Легкий озноб пробежал у меня по спине, как если бы в воздухе повеяло ветерком. Может, и повеяло. Жиденькие осинки над нами слабо позванивали… Должен сознаться, никогда я не верил, будто осины трясутся от испуга, пускай никакой иной листок не шелохнется в лесу, о чем испокон веков поговаривают в народе, почему-то недолюбливая это трепетное, чуткое деревце. И что Иуда будто бы удавился на осине и с той поры она всего боится, – я тоже не думаю. Это – неуважение к деревьям. Так уж поставлены листья у осины – бесчисленные серебристые лопасти локаторов, на длинненьких черенках. У нас, в траве, тишина, ни малейшего дуновения, а у них, наверху, в скоплении неба, может быть уже буря? И они предупреждают: скоро дождь пойдет, скоро такой шум и вой подымется по всему лесу, – тогда поймете!..

– Папа, тебя били? – Вопрос этот с утра вертелся на языке, да не хватало смелости… Но откладывать выяснение до более легкого часа было уже поздно. И я выспрашивал отца обо всем так же хладнокровно, без утайки, как он мне отвечал.

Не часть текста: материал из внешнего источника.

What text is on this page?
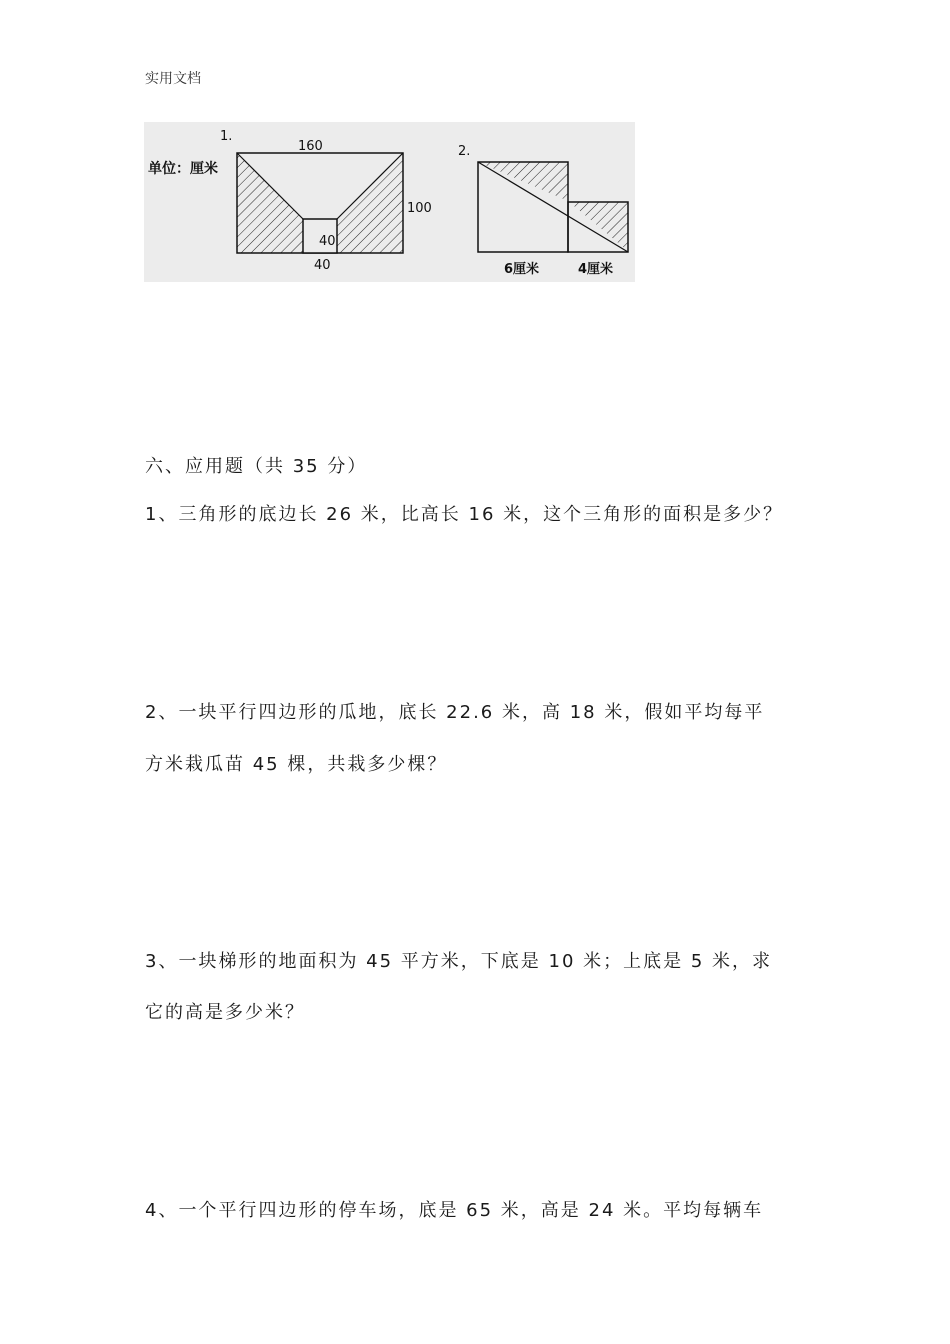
实用文档
1.
单位：厘米
160
100
40
40
2.
6厘米	4厘米

六、应用题（共 35 分）

1、三角形的底边长 26 米，比高长 16 米，这个三角形的面积是多少？

2、一块平行四边形的瓜地，底长 22.6 米，高 18 米，假如平均每平

方米栽瓜苗 45 棵，共栽多少棵？

3、一块梯形的地面积为 45 平方米，下底是 10 米；上底是 5 米，求

它的高是多少米？

4、一个平行四边形的停车场，底是 65 米，高是 24 米。平均每辆车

Оказалось, его не били. Правда, следователь, угрожая, многократно замахивался, но ударить никогда себе не позволял. Несколько раз плевал в отца. Однако не слюной, а скорее всего резкой струей воздуха в лицо – через коротенькую трубочку, специально спрятанную во рту. Иногда, доводя до нервного потрясения, сам так разволнуется, что пьет воду из стакана и слышно, как от страха зубы лязгают по стеклу… Конечно, ругался матерно, топал ногами – это уж у них сдуру так заведено. В общей камере на пересылке (до этого он сидел в одиночке) к отцу подплыл благообразный старичок и церемонно представился: «Доктор физико-математических наук, почетный член Британской Королевской Академии, лауреат премии Гонзалеса, вице-президент международного общества электроники, почетный доктор Миланского, Брюссельского и Пражского университетов, Николай Иоганнович Фохт, – по определению следователя: лысая пизда!»

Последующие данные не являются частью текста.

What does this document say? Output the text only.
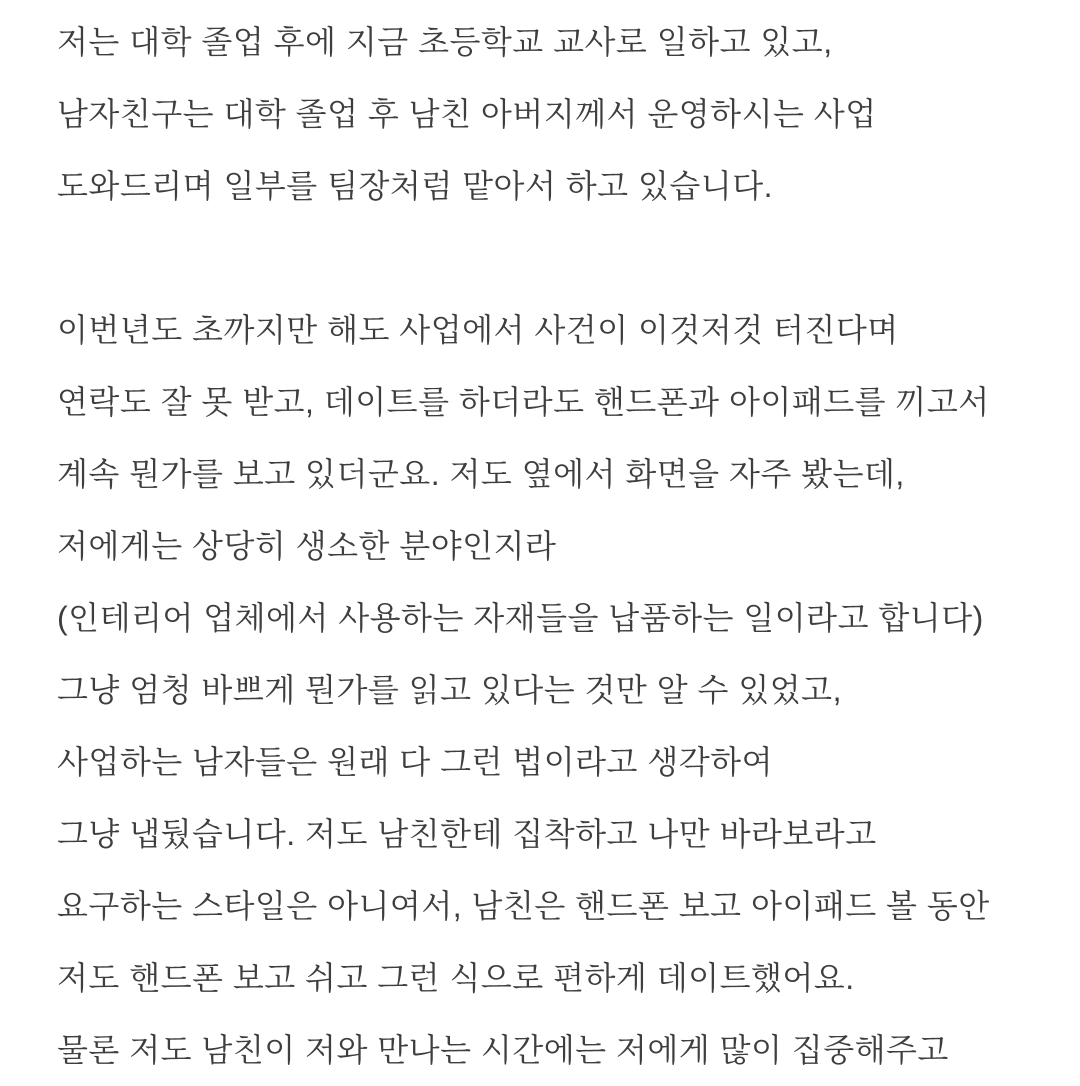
저는 대학 졸업 후에 지금 초등학교 교사로 일하고 있고,
남자친구는 대학 졸업 후 남친 아버지께서 운영하시는 사업
도와드리며 일부를 팀장처럼 맡아서 하고 있습니다.
이번년도 초까지만 해도 사업에서 사건이 이것저것 터진다며
연락도 잘 못 받고, 데이트를 하더라도 핸드폰과 아이패드를 끼고서
계속 뭔가를 보고 있더군요. 저도 옆에서 화면을 자주 봤는데,
저에게는 상당히 생소한 분야인지라
(인테리어 업체에서 사용하는 자재들을 납품하는 일이라고 합니다)
그냥 엄청 바쁘게 뭔가를 읽고 있다는 것만 알 수 있었고,
사업하는 남자들은 원래 다 그런 법이라고 생각하여
그냥 냅뒀습니다. 저도 남친한테 집착하고 나만 바라보라고
요구하는 스타일은 아니여서, 남친은 핸드폰 보고 아이패드 볼 동안
저도 핸드폰 보고 쉬고 그런 식으로 편하게 데이트했어요.
물론 저도 남친이 저와 만나는 시간에는 저에게 많이 집중해주고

Меня поражала четкость подробностей и одновременно беззлобный, рассудительный тон, каким отец излагал эти малоприятные факты, запавшие так глубоко в его подключенный мозг, что теперь он, рассказывая, как бы проверял на мне ясную, объективную силу своего рассудка. Ему нечего было скрывать ни от меня, ни от тех, кто мог уже убедиться в его полной невиновности. Возможно, это отсутствие политических прегрешений в прошлом и настоящем, даже в мыслях своих, и заставило его позволить столь беспощадно себя разъять.

Невинный беззащитен под рентгеном исследователей, продолжающих его упорно в чем-то подозревать. Зачем ему хитрить и увиливать? в чем обманывать? к чему ставить перед собой спасительные барьеры, как это делаем мы? Ему и каяться не в чем, он и умолять ни о чем не в состоянии, и, ничего не страшась, со всей силой воли и выдержки, он мысленно говорит палачам: пожалуйста, смотрите – какой я «враг народа»! какой я «американский шпион»! смешно!.. А тем того и надо. Несопротивляемость советского общества, позволившего совершить над собой все исторические надругательства, и заключалась прежде всего в этом истинном «отсутствии состава преступления», давшее в руки правителей отмычку от безоружных человеческих душ, пущенных пылью психического распада…

Тем более все обвинения, предъявленные отцу, касались его одного и, значит, не требовали предательства, то есть насилия над собой. К тому же они имели тридцатилетнюю давность, проходя насквозь половину его сознательной жизни. Вероятно, эта давность, пронизывающая биографию человека, не желающего ничего утаивать, и увлекла лефортовских экспериментаторов на путь хирургической пункции уже в ткани подсознания.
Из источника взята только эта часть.